Cassavetes è nato e si è formato come autore e regista negli anni della Nouvelle vague francese e questo è ravvisabile nel suo modo di girare e di dirigere gli attori. Sin dalle prime pellicole il suo intento primario era quello di “buttare un’occhio sulla realtà”, facendo ricorso a mezzi come una regia al servizio dell’attore che a sua volta aveva piene libertà espressive e interpretative, avendo anche la fortuna di cominciare e finire a girare la pellicola quasi in tempo reale, e di avere quindi una sensazione di familiarità coi personaggi da interpretare. Facendosi assertore e promotore di un realismo cinematografico che puntava ad un pieno coinvolgimento emotivo ed all’immedesimazione dello spettatore, Cassavetes era in grado di creare suspance e attenzione anche senza fare ricorso a facili espedienti come abusati colpi di scena o facili e lineari scelte registiche.

E’ questo anche il caso di “L’assassinio di un allibratore cinese”, in cui tutta l’attenzione del regista è posta sulla figura di questo personaggio completamente avvolto dall’ambiente in cui vive e per cui vive. Personaggi e ambienti sono dunque i protagonisti assoluti dell’occhio attento e scrutatore di Cassavetes che con questa pellicola crea la giusta atmosfera tesa e allucinante, decisamente perfetta per descrivere il percorso “infernale” che il protagonista (un Ben Gazzara in stato di grazia) è costretto a percorrere. La notte è l’altra grande protagonista del film, l’unica in grado di offrire a Cosmo la possibilità di trovare soddisfazione nel suo lavoro, che sembra quasi essere anche la sua vita. Fa riflettere il riferimento finale all’immedesimazione della persona col personaggio, quando il capo-comico del suo gruppo di ballerine si lamenta del fatto di non godere mai della riuscita degli spettacoli, ma di risentirne quando questi vanno male.

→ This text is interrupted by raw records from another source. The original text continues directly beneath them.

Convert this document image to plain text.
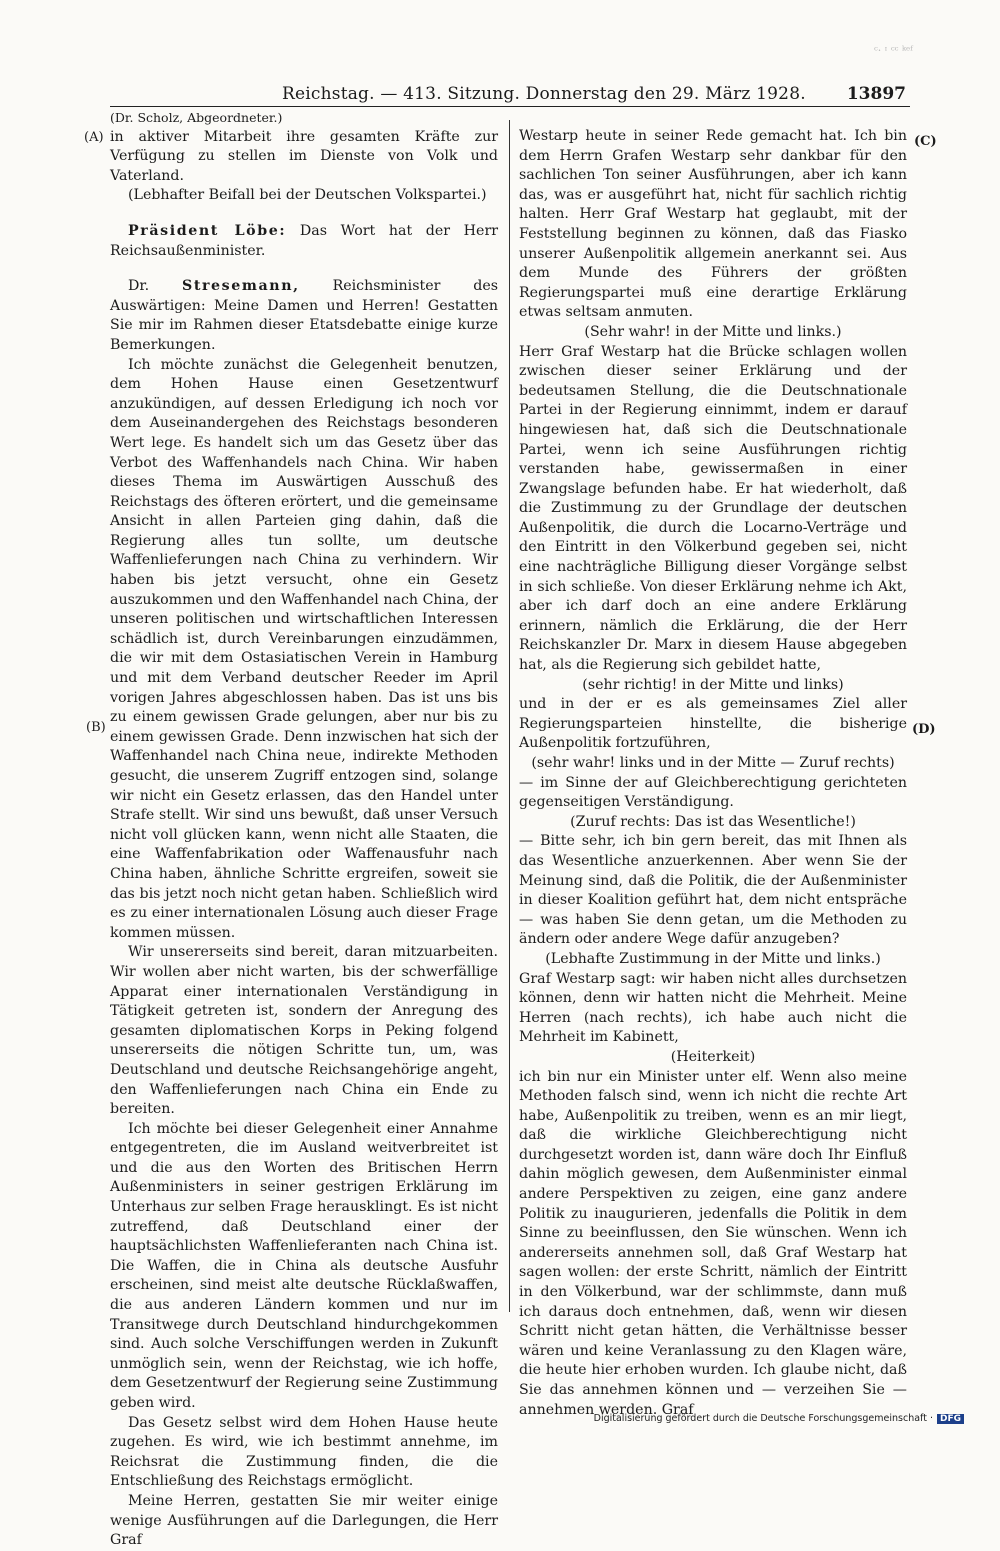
Reichstag. — 413. Sitzung. Donnerstag den 29. März 1928. 13897
ᶜ· ᶦ ᶜᶜ ᵏᵉᶠ
(A)
(B)
(C)
(D)

(Dr. Scholz, Abgeordneter.)

in aktiver Mitarbeit ihre gesamten Kräfte zur Verfügung zu stellen im Dienste von Volk und Vaterland.

(Lebhafter Beifall bei der Deutschen Volkspartei.)

Präsident Löbe: Das Wort hat der Herr Reichsaußenminister.

Dr. Stresemann, Reichsminister des Auswärtigen: Meine Damen und Herren! Gestatten Sie mir im Rahmen dieser Etatsdebatte einige kurze Bemerkungen.

Ich möchte zunächst die Gelegenheit benutzen, dem Hohen Hause einen Gesetzentwurf anzukündigen, auf dessen Erledigung ich noch vor dem Auseinandergehen des Reichstags besonderen Wert lege. Es handelt sich um das Gesetz über das Verbot des Waffenhandels nach China. Wir haben dieses Thema im Auswärtigen Ausschuß des Reichstags des öfteren erörtert, und die gemeinsame Ansicht in allen Parteien ging dahin, daß die Regierung alles tun sollte, um deutsche Waffenlieferungen nach China zu verhindern. Wir haben bis jetzt versucht, ohne ein Gesetz auszukommen und den Waffenhandel nach China, der unseren politischen und wirtschaftlichen Interessen schädlich ist, durch Vereinbarungen einzudämmen, die wir mit dem Ostasiatischen Verein in Hamburg und mit dem Verband deutscher Reeder im April vorigen Jahres abgeschlossen haben. Das ist uns bis zu einem gewissen Grade gelungen, aber nur bis zu einem gewissen Grade. Denn inzwischen hat sich der Waffenhandel nach China neue, indirekte Methoden gesucht, die unserem Zugriff entzogen sind, solange wir nicht ein Gesetz erlassen, das den Handel unter Strafe stellt. Wir sind uns bewußt, daß unser Versuch nicht voll glücken kann, wenn nicht alle Staaten, die eine Waffenfabrikation oder Waffenausfuhr nach China haben, ähnliche Schritte ergreifen, soweit sie das bis jetzt noch nicht getan haben. Schließlich wird es zu einer internationalen Lösung auch dieser Frage kommen müssen.

Wir unsererseits sind bereit, daran mitzuarbeiten. Wir wollen aber nicht warten, bis der schwerfällige Apparat einer internationalen Verständigung in Tätigkeit getreten ist, sondern der Anregung des gesamten diplomatischen Korps in Peking folgend unsererseits die nötigen Schritte tun, um, was Deutschland und deutsche Reichsangehörige angeht, den Waffenlieferungen nach China ein Ende zu bereiten.

Ich möchte bei dieser Gelegenheit einer Annahme entgegentreten, die im Ausland weitverbreitet ist und die aus den Worten des Britischen Herrn Außenministers in seiner gestrigen Erklärung im Unterhaus zur selben Frage herausklingt. Es ist nicht zutreffend, daß Deutschland einer der hauptsächlichsten Waffenlieferanten nach China ist. Die Waffen, die in China als deutsche Ausfuhr erscheinen, sind meist alte deutsche Rücklaßwaffen, die aus anderen Ländern kommen und nur im Transitwege durch Deutschland hindurchgekommen sind. Auch solche Verschiffungen werden in Zukunft unmöglich sein, wenn der Reichstag, wie ich hoffe, dem Gesetzentwurf der Regierung seine Zustimmung geben wird.

Das Gesetz selbst wird dem Hohen Hause heute zugehen. Es wird, wie ich bestimmt annehme, im Reichsrat die Zustimmung finden, die die Entschließung des Reichstags ermöglicht.

Meine Herren, gestatten Sie mir weiter einige wenige Ausführungen auf die Darlegungen, die Herr Graf

Westarp heute in seiner Rede gemacht hat. Ich bin dem Herrn Grafen Westarp sehr dankbar für den sachlichen Ton seiner Ausführungen, aber ich kann das, was er ausgeführt hat, nicht für sachlich richtig halten. Herr Graf Westarp hat geglaubt, mit der Feststellung beginnen zu können, daß das Fiasko unserer Außenpolitik allgemein anerkannt sei. Aus dem Munde des Führers der größten Regierungspartei muß eine derartige Erklärung etwas seltsam anmuten.

(Sehr wahr! in der Mitte und links.)

Herr Graf Westarp hat die Brücke schlagen wollen zwischen dieser seiner Erklärung und der bedeutsamen Stellung, die die Deutschnationale Partei in der Regierung einnimmt, indem er darauf hingewiesen hat, daß sich die Deutschnationale Partei, wenn ich seine Ausführungen richtig verstanden habe, gewissermaßen in einer Zwangslage befunden habe. Er hat wiederholt, daß die Zustimmung zu der Grundlage der deutschen Außenpolitik, die durch die Locarno-Verträge und den Eintritt in den Völkerbund gegeben sei, nicht eine nachträgliche Billigung dieser Vorgänge selbst in sich schließe. Von dieser Erklärung nehme ich Akt, aber ich darf doch an eine andere Erklärung erinnern, nämlich die Erklärung, die der Herr Reichskanzler Dr. Marx in diesem Hause abgegeben hat, als die Regierung sich gebildet hatte,

(sehr richtig! in der Mitte und links)

und in der er es als gemeinsames Ziel aller Regierungsparteien hinstellte, die bisherige Außenpolitik fortzuführen,

(sehr wahr! links und in der Mitte — Zuruf rechts)

— im Sinne der auf Gleichberechtigung gerichteten gegenseitigen Verständigung.

(Zuruf rechts: Das ist das Wesentliche!)

— Bitte sehr, ich bin gern bereit, das mit Ihnen als das Wesentliche anzuerkennen. Aber wenn Sie der Meinung sind, daß die Politik, die der Außenminister in dieser Koalition geführt hat, dem nicht entspräche — was haben Sie denn getan, um die Methoden zu ändern oder andere Wege dafür anzugeben?

(Lebhafte Zustimmung in der Mitte und links.)

Graf Westarp sagt: wir haben nicht alles durchsetzen können, denn wir hatten nicht die Mehrheit. Meine Herren (nach rechts), ich habe auch nicht die Mehrheit im Kabinett,

(Heiterkeit)

ich bin nur ein Minister unter elf. Wenn also meine Methoden falsch sind, wenn ich nicht die rechte Art habe, Außenpolitik zu treiben, wenn es an mir liegt, daß die wirkliche Gleichberechtigung nicht durchgesetzt worden ist, dann wäre doch Ihr Einfluß dahin möglich gewesen, dem Außenminister einmal andere Perspektiven zu zeigen, eine ganz andere Politik zu inaugurieren, jedenfalls die Politik in dem Sinne zu beeinflussen, den Sie wünschen. Wenn ich andererseits annehmen soll, daß Graf Westarp hat sagen wollen: der erste Schritt, nämlich der Eintritt in den Völkerbund, war der schlimmste, dann muß ich daraus doch entnehmen, daß, wenn wir diesen Schritt nicht getan hätten, die Verhältnisse besser wären und keine Veranlassung zu den Klagen wäre, die heute hier erhoben wurden. Ich glaube nicht, daß Sie das annehmen können und — verzeihen Sie — annehmen werden. Graf

Digitalisierung gefördert durch die Deutsche Forschungsgemeinschaft · DFG
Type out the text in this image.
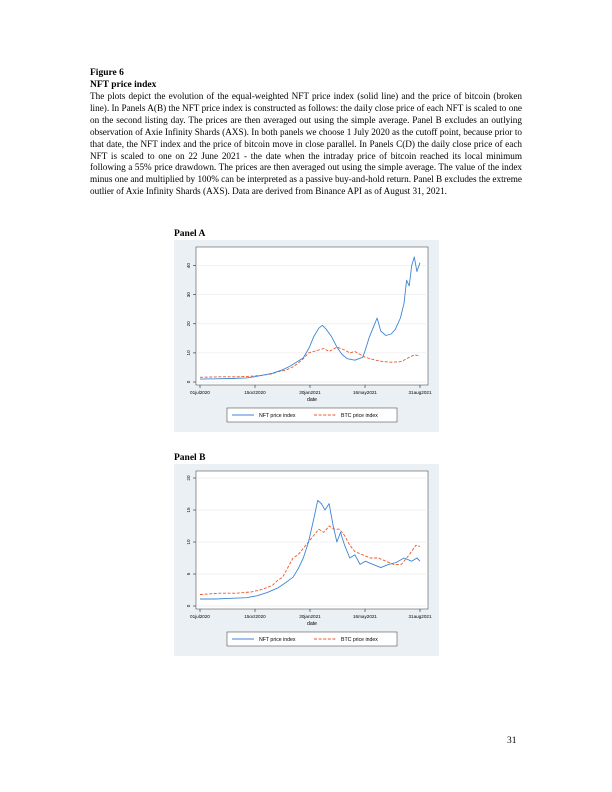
Figure 6
NFT price index

The plots depict the evolution of the equal-weighted NFT price index (solid line) and the price of bitcoin (broken line). In Panels A(B) the NFT price index is constructed as follows: the daily close price of each NFT is scaled to one on the second listing day. The prices are then averaged out using the simple average. Panel B excludes an outlying observation of Axie Infinity Shards (AXS). In both panels we choose 1 July 2020 as the cutoff point, because prior to that date, the NFT index and the price of bitcoin move in close parallel. In Panels C(D) the daily close price of each NFT is scaled to one on 22 June 2021 - the date when the intraday price of bitcoin reached its local minimum following a 55% price drawdown. The prices are then averaged out using the simple average. The value of the index minus one and multiplied by 100% can be interpreted as a passive buy-and-hold return. Panel B excludes the extreme outlier of Axie Infinity Shards (AXS). Data are derived from Binance API as of August 31, 2021.

Panel A
0
10
20
30
40
01jul2020	15oct2020	30jan2021	16may2021	31aug2021
date
NFT price index	BTC price index
Panel B
0
5
10
15
20
01jul2020	15oct2020	30jan2021	16may2021	31aug2021
date
NFT price index	BTC price index
31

La risposta del padrone sarà quantomai illuminante: “Devi imparare bene la parte e recitare il tuo personaggio”. Una frase che viene ripetuta più volte e che ci fa comprendere come forse molto spesso due realtà come la vita e il cinema (o il teatro) vanno a confondersi (così come tenta di dimostrare il cinema di Cassavetes), ed è così che Ben Gazzara viene chiamato ad interpretare il ruolo di Cosmo e quest’ultimo viene costretto, suo malgrado, ad interpretare il ruolo di terribile assassino, anche se le conseguenze non saranno rosee, proprio perché non “aveva imparato bene la parte”. Cassavetes si sofferma sui particolari, incastrando con la mdp i suoi personaggi, relegandoli negli angoli e mostrandocene tutta la loro essenza, così come avviene con Cosmo all’interno del suo locale o nelle strade di Los Angeles che percorre inizialmente con sicurezza e poi con un’incertezza sempre più incalzante.

Altro grande tratto distintivo di questa prima parte della carriera registica del grande Cassavetes, è la mancanza di veri e propri finali, così come dimostrano i tre-film capolavori succitati che terminavano lasciandoci in sospeso sulla sorte, tragica, felice o dubbia, dei loro protagonisti. Lo stesso avviene in “L’assassinio di un allibratore cinese”, in cui la telecamera si stacca dal volto e dal corpo di Cosmo uscito dal suo locale completamente sanguinante dal fianco in cui è stato colpito dalle guardie del corpo del mafioso cinese che ha ammazzato. Cosa ne sarà di lui, che è riuscito a portare a termine il lavoro senza sapere che poi sarebbe stato braccato dai suoi stessi mandanti oltre che dagli “amici” della vittima? Allo spettatore non resta altro che “accontentarsi” del fatto che Cosmo si è finalmente reso consapevole dell’essenza dei suoi rapporti interpersonali (gira sempre in compagnia di tre delle sue dipendenti del night, ma viene realmente amato solo da una di esse), del suo lavoro, della sua esistenza, senza conoscere però gli esiti e il futuro della stessa.

 


6 commenti su “L'assassinio di un allibratore cinese

  1. Cassavetes è una certezza… non se ne parla mai abbastanza dei suoi film, quindi questa recensione è molto utile, brava!